One step removed from science... The outcome really depends on the quality of the underlying studies and the quality of the synthesis procedures.
 

Keith Geraghty

Senior Member
Messages
491
A message to Esther - all criticism of your work isnt illogical or from vexatious militants. You create this narrative of vexatious complainers, never achknowledging good critque of your work - and there has been much. Just as you want to continue doing your work because you think "its right" so too will I and others continue flagging up bad science, poor methods, potential harms, or doggy findings, from your work or by others - as this too is "right" and its healthy in science.

Very interesting that Peter White lead of the PACE trial helped her get her first grant - I think that really speaks for itself.

Esther Crawley doesnt achknowledge that those campaigning against her trials (something I have not personally been involved in) are patients/sufferers too, or family members, and they too deserve respect, not her outright blanket dismissal. She says there are lobby groups opposed to MEGA and SMILE and MEGENTA - these patients should be listened to.

Esther plays the victim well - perhaps influenced by the Science Media Centre circular to promote views int he media of harrassment but she is very much a power broker - she was on the NICE advisory team, she has been involved with the NIHR, she has a senior researcher grant from the NIHR, she has had millions in funding, no1-2 funded researcher in CFS in the UK, she has been involved with the MRC also, she is deputy of the UK CFS/ME research collaborative, so her claims of being the victim must be looked at against how much she's been given , perhaps assisted along the way, also. I know of many other CFS/ME researchers who struggle to get any funding at all.

The majority of her talk was based on emotive sentiment not science - a simple side by side comparison of her talks with those of Montoya or Jason expose her work for what it is.

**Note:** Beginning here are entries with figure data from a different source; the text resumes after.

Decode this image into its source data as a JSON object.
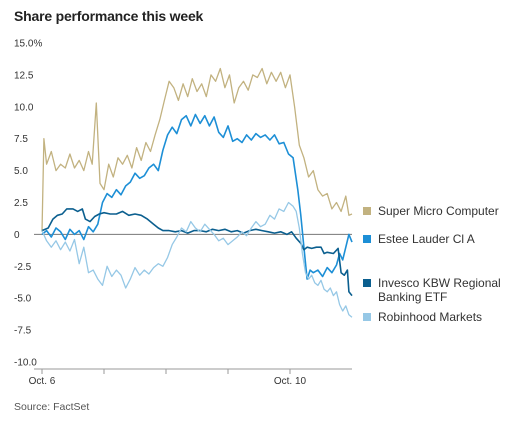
{
  "title": "Share performance this week",
  "source": "Source: FactSet",
  "chart_data": {
    "type": "line",
    "title": "Share performance this week",
    "xlabel": "",
    "ylabel": "",
    "ylim": [
      -10,
      15
    ],
    "y_ticks": [
      {
        "value": 15,
        "label": "15.0%"
      },
      {
        "value": 12.5,
        "label": "12.5"
      },
      {
        "value": 10,
        "label": "10.0"
      },
      {
        "value": 7.5,
        "label": "7.5"
      },
      {
        "value": 5,
        "label": "5.0"
      },
      {
        "value": 2.5,
        "label": "2.5"
      },
      {
        "value": 0,
        "label": "0"
      },
      {
        "value": -2.5,
        "label": "-2.5"
      },
      {
        "value": -5,
        "label": "-5.0"
      },
      {
        "value": -7.5,
        "label": "-7.5"
      },
      {
        "value": -10,
        "label": "-10.0"
      }
    ],
    "x_range": [
      0,
      100
    ],
    "x_ticks": [
      {
        "value": 0,
        "label": "Oct. 6"
      },
      {
        "value": 20,
        "label": ""
      },
      {
        "value": 40,
        "label": ""
      },
      {
        "value": 60,
        "label": ""
      },
      {
        "value": 80,
        "label": "Oct. 10"
      }
    ],
    "zero_line": true,
    "grid": false,
    "legend_position": "right",
    "series": [
      {
        "name": "Super Micro Computer",
        "color": "#c2b280",
        "width": 1.3,
        "points": [
          [
            0,
            0.2
          ],
          [
            0.6,
            7.5
          ],
          [
            1.5,
            5.5
          ],
          [
            3,
            6.5
          ],
          [
            4.5,
            5
          ],
          [
            6,
            5.5
          ],
          [
            7.5,
            5.2
          ],
          [
            9,
            6.3
          ],
          [
            10.5,
            5.2
          ],
          [
            12,
            5.8
          ],
          [
            13.5,
            5
          ],
          [
            15,
            6.5
          ],
          [
            16.2,
            5.5
          ],
          [
            17.5,
            10.3
          ],
          [
            18.7,
            4
          ],
          [
            20,
            3.5
          ],
          [
            21.5,
            5.5
          ],
          [
            23,
            4.5
          ],
          [
            24.5,
            6
          ],
          [
            26,
            5.5
          ],
          [
            27.5,
            6.2
          ],
          [
            29,
            5.2
          ],
          [
            30.5,
            6.8
          ],
          [
            32,
            5.8
          ],
          [
            33.5,
            7.2
          ],
          [
            35,
            6.5
          ],
          [
            36.5,
            7.8
          ],
          [
            38,
            9
          ],
          [
            39.5,
            10.5
          ],
          [
            41,
            12
          ],
          [
            42.5,
            11.5
          ],
          [
            44,
            10.5
          ],
          [
            45.5,
            11.8
          ],
          [
            47,
            10.8
          ],
          [
            48.5,
            12.2
          ],
          [
            50,
            11.2
          ],
          [
            51.5,
            11.8
          ],
          [
            53,
            10.8
          ],
          [
            54.5,
            12.5
          ],
          [
            56,
            12
          ],
          [
            57.5,
            13
          ],
          [
            59,
            11.5
          ],
          [
            60.5,
            12.5
          ],
          [
            62,
            10.3
          ],
          [
            63.5,
            11.5
          ],
          [
            65,
            12
          ],
          [
            66.5,
            11.3
          ],
          [
            68,
            12.5
          ],
          [
            69.5,
            12.3
          ],
          [
            71,
            13
          ],
          [
            72.5,
            11.8
          ],
          [
            74,
            12.7
          ],
          [
            75.5,
            12
          ],
          [
            77,
            12.7
          ],
          [
            78.5,
            11.5
          ],
          [
            80,
            12.5
          ],
          [
            81.5,
            10
          ],
          [
            83,
            7
          ],
          [
            84.5,
            6
          ],
          [
            86,
            4.5
          ],
          [
            87.5,
            5
          ],
          [
            89,
            3.5
          ],
          [
            90.5,
            3
          ],
          [
            92,
            3.2
          ],
          [
            93.5,
            2
          ],
          [
            95,
            2.5
          ],
          [
            96.5,
            1.8
          ],
          [
            98,
            3
          ],
          [
            99,
            1.5
          ],
          [
            100,
            1.6
          ]
        ]
      },
      {
        "name": "Estee Lauder Cl A",
        "color": "#1d8fd6",
        "width": 1.6,
        "points": [
          [
            0,
            0
          ],
          [
            1.5,
            0.3
          ],
          [
            3,
            -0.2
          ],
          [
            4.5,
            0.5
          ],
          [
            6,
            0.2
          ],
          [
            7.5,
            -0.4
          ],
          [
            9,
            0.4
          ],
          [
            10.5,
            0
          ],
          [
            12,
            0.3
          ],
          [
            13.5,
            -0.4
          ],
          [
            15,
            0.6
          ],
          [
            16.5,
            0.2
          ],
          [
            18,
            0.8
          ],
          [
            19.5,
            2.5
          ],
          [
            21,
            3.2
          ],
          [
            22.5,
            2.9
          ],
          [
            24,
            3.5
          ],
          [
            25.5,
            3.1
          ],
          [
            27,
            3.8
          ],
          [
            28.5,
            4.1
          ],
          [
            30,
            4.8
          ],
          [
            31.5,
            4.4
          ],
          [
            33,
            4.6
          ],
          [
            34.5,
            5.2
          ],
          [
            36,
            5.5
          ],
          [
            37.5,
            5
          ],
          [
            39,
            6.6
          ],
          [
            40.5,
            7.8
          ],
          [
            42,
            8.4
          ],
          [
            43.5,
            7.9
          ],
          [
            45,
            9
          ],
          [
            46.5,
            9.3
          ],
          [
            48,
            8.5
          ],
          [
            49.5,
            9.4
          ],
          [
            51,
            8.7
          ],
          [
            52.5,
            9.3
          ],
          [
            54,
            8.5
          ],
          [
            55.5,
            9.2
          ],
          [
            57,
            8
          ],
          [
            58.5,
            7.6
          ],
          [
            60,
            8.5
          ],
          [
            61.5,
            7.3
          ],
          [
            63,
            7.5
          ],
          [
            64.5,
            7.2
          ],
          [
            66,
            7.8
          ],
          [
            67.5,
            7.4
          ],
          [
            69,
            7.9
          ],
          [
            70.5,
            7.6
          ],
          [
            72,
            7.8
          ],
          [
            73.5,
            7.4
          ],
          [
            75,
            7.8
          ],
          [
            76.5,
            7.1
          ],
          [
            78,
            7.2
          ],
          [
            79.5,
            6.3
          ],
          [
            81,
            6
          ],
          [
            82.5,
            3.5
          ],
          [
            83.5,
            1.5
          ],
          [
            84.5,
            -1
          ],
          [
            85.5,
            -3.5
          ],
          [
            86.5,
            -2.8
          ],
          [
            87.5,
            -3
          ],
          [
            89,
            -2.8
          ],
          [
            90.5,
            -3.3
          ],
          [
            92,
            -2.6
          ],
          [
            93.5,
            -3
          ],
          [
            95,
            -2.4
          ],
          [
            96,
            -1.5
          ],
          [
            97,
            -2
          ],
          [
            98,
            -1
          ],
          [
            99,
            0
          ],
          [
            100,
            -0.6
          ]
        ]
      },
      {
        "name": "Invesco KBW Regional Banking ETF",
        "color": "#0b5f8f",
        "width": 1.6,
        "points": [
          [
            0,
            0.3
          ],
          [
            2,
            0.5
          ],
          [
            3.5,
            1.2
          ],
          [
            5,
            1.5
          ],
          [
            6.5,
            1.6
          ],
          [
            8,
            2
          ],
          [
            10,
            2
          ],
          [
            11.5,
            1.8
          ],
          [
            13,
            2
          ],
          [
            14,
            1.2
          ],
          [
            15.5,
            1
          ],
          [
            17,
            1.4
          ],
          [
            18.5,
            1.6
          ],
          [
            20,
            1.7
          ],
          [
            22,
            1.6
          ],
          [
            24,
            1.6
          ],
          [
            26,
            1.8
          ],
          [
            28,
            1.5
          ],
          [
            30,
            1.6
          ],
          [
            32,
            1.5
          ],
          [
            34,
            1.2
          ],
          [
            36,
            0.8
          ],
          [
            37.5,
            0.5
          ],
          [
            39,
            0.3
          ],
          [
            41,
            0.3
          ],
          [
            43,
            0.2
          ],
          [
            45,
            0.3
          ],
          [
            47,
            0.1
          ],
          [
            49,
            0.3
          ],
          [
            51,
            0.3
          ],
          [
            53,
            0.2
          ],
          [
            55,
            0.4
          ],
          [
            57,
            0.3
          ],
          [
            59,
            0.4
          ],
          [
            61,
            0.2
          ],
          [
            63,
            0.3
          ],
          [
            65,
            0.1
          ],
          [
            67,
            0.3
          ],
          [
            69,
            0.4
          ],
          [
            71,
            0.3
          ],
          [
            73,
            0.2
          ],
          [
            75,
            0.1
          ],
          [
            77,
            0.2
          ],
          [
            79,
            0
          ],
          [
            80.5,
            0.2
          ],
          [
            82,
            -0.3
          ],
          [
            83.5,
            -0.7
          ],
          [
            84.5,
            -1.2
          ],
          [
            85.5,
            -1
          ],
          [
            87,
            -1.1
          ],
          [
            88.5,
            -1
          ],
          [
            90,
            -1
          ],
          [
            91,
            -1.5
          ],
          [
            92,
            -1.4
          ],
          [
            94,
            -1.5
          ],
          [
            95.5,
            -1.1
          ],
          [
            96.5,
            -3
          ],
          [
            97.5,
            -3.2
          ],
          [
            98.5,
            -2.8
          ],
          [
            99,
            -4.5
          ],
          [
            100,
            -4.8
          ]
        ]
      },
      {
        "name": "Robinhood Markets",
        "color": "#96c8e6",
        "width": 1.3,
        "points": [
          [
            0,
            0.3
          ],
          [
            1.5,
            -0.5
          ],
          [
            3,
            -1
          ],
          [
            4.5,
            -0.5
          ],
          [
            6,
            -1.2
          ],
          [
            7.5,
            -0.6
          ],
          [
            9,
            -1.3
          ],
          [
            10.5,
            -0.4
          ],
          [
            12,
            -2.3
          ],
          [
            13.5,
            -1
          ],
          [
            15,
            -3
          ],
          [
            16.5,
            -2.8
          ],
          [
            18,
            -3.5
          ],
          [
            19.5,
            -4
          ],
          [
            21,
            -2.5
          ],
          [
            22.5,
            -3.3
          ],
          [
            24,
            -2.8
          ],
          [
            25.5,
            -3.2
          ],
          [
            27,
            -4.2
          ],
          [
            28.5,
            -3.5
          ],
          [
            30,
            -2.6
          ],
          [
            31.5,
            -3.2
          ],
          [
            33,
            -2.8
          ],
          [
            34.5,
            -3.1
          ],
          [
            36,
            -2.6
          ],
          [
            37.5,
            -2.3
          ],
          [
            39,
            -2.5
          ],
          [
            40.5,
            -1.8
          ],
          [
            42,
            -0.8
          ],
          [
            43.5,
            -0.2
          ],
          [
            45,
            0.5
          ],
          [
            46.5,
            0.2
          ],
          [
            48,
            1
          ],
          [
            49.5,
            0.5
          ],
          [
            51,
            0.2
          ],
          [
            52.5,
            0.8
          ],
          [
            54,
            0.4
          ],
          [
            55.5,
            0
          ],
          [
            57,
            -0.5
          ],
          [
            58.5,
            -0.3
          ],
          [
            60,
            -0.8
          ],
          [
            61.5,
            -0.5
          ],
          [
            63,
            -0.2
          ],
          [
            64.5,
            0.2
          ],
          [
            66,
            -0.1
          ],
          [
            67.5,
            0.5
          ],
          [
            69,
            1
          ],
          [
            70.5,
            0.6
          ],
          [
            72,
            0.8
          ],
          [
            73.5,
            1.5
          ],
          [
            75,
            1.2
          ],
          [
            76.5,
            2
          ],
          [
            78,
            1.8
          ],
          [
            79.5,
            2.5
          ],
          [
            81,
            2.2
          ],
          [
            82,
            1.8
          ],
          [
            83,
            0.5
          ],
          [
            84,
            -1.5
          ],
          [
            85,
            -3
          ],
          [
            86,
            -3.5
          ],
          [
            87,
            -3.2
          ],
          [
            88,
            -3.8
          ],
          [
            89,
            -4
          ],
          [
            90,
            -3.6
          ],
          [
            91,
            -4.3
          ],
          [
            92,
            -4.5
          ],
          [
            93,
            -4.2
          ],
          [
            94,
            -4.8
          ],
          [
            95,
            -4.5
          ],
          [
            96,
            -5.5
          ],
          [
            97,
            -6
          ],
          [
            98,
            -5.6
          ],
          [
            99,
            -6.3
          ],
          [
            100,
            -6.5
          ]
        ]
      }
    ],
    "legend": [
      {
        "label": "Super Micro Computer",
        "color": "#c2b280"
      },
      {
        "label": "Estee Lauder Cl A",
        "color": "#1d8fd6"
      },
      {
        "label": "Invesco KBW Regional Banking ETF",
        "label_lines": [
          "Invesco KBW Regional",
          "Banking ETF"
        ],
        "color": "#0b5f8f"
      },
      {
        "label": "Robinhood Markets",
        "color": "#96c8e6"
      }
    ]
  }
}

I have seen a remarkable coincidence of late, in the narratives from the CBT-GET promoters - Esther Crawley gives a talk saying her grandfather, a WW2 pilot inspired her, recently Simon Wessely says his father came on a train from Eastern Europe after fleeing the Nazi invasion - both interesting stories, but they both then link this to the opposition of ME/CFS sufferers to their work - ie they project a claim that they are fighting in a similar way, this I really take exception with - fighting Nazism, or leaving Europe to save a life, is in no way comparable; ME/CFS sufferers are in fact fighting for their rights and UK researchers should take care to get the analogy the right way around - in fact, in my view its the ME/CFS sufferers are called militants who are the real victims and have more in common with your couragous parents and grandparents than the two Oxford educated doctors in question.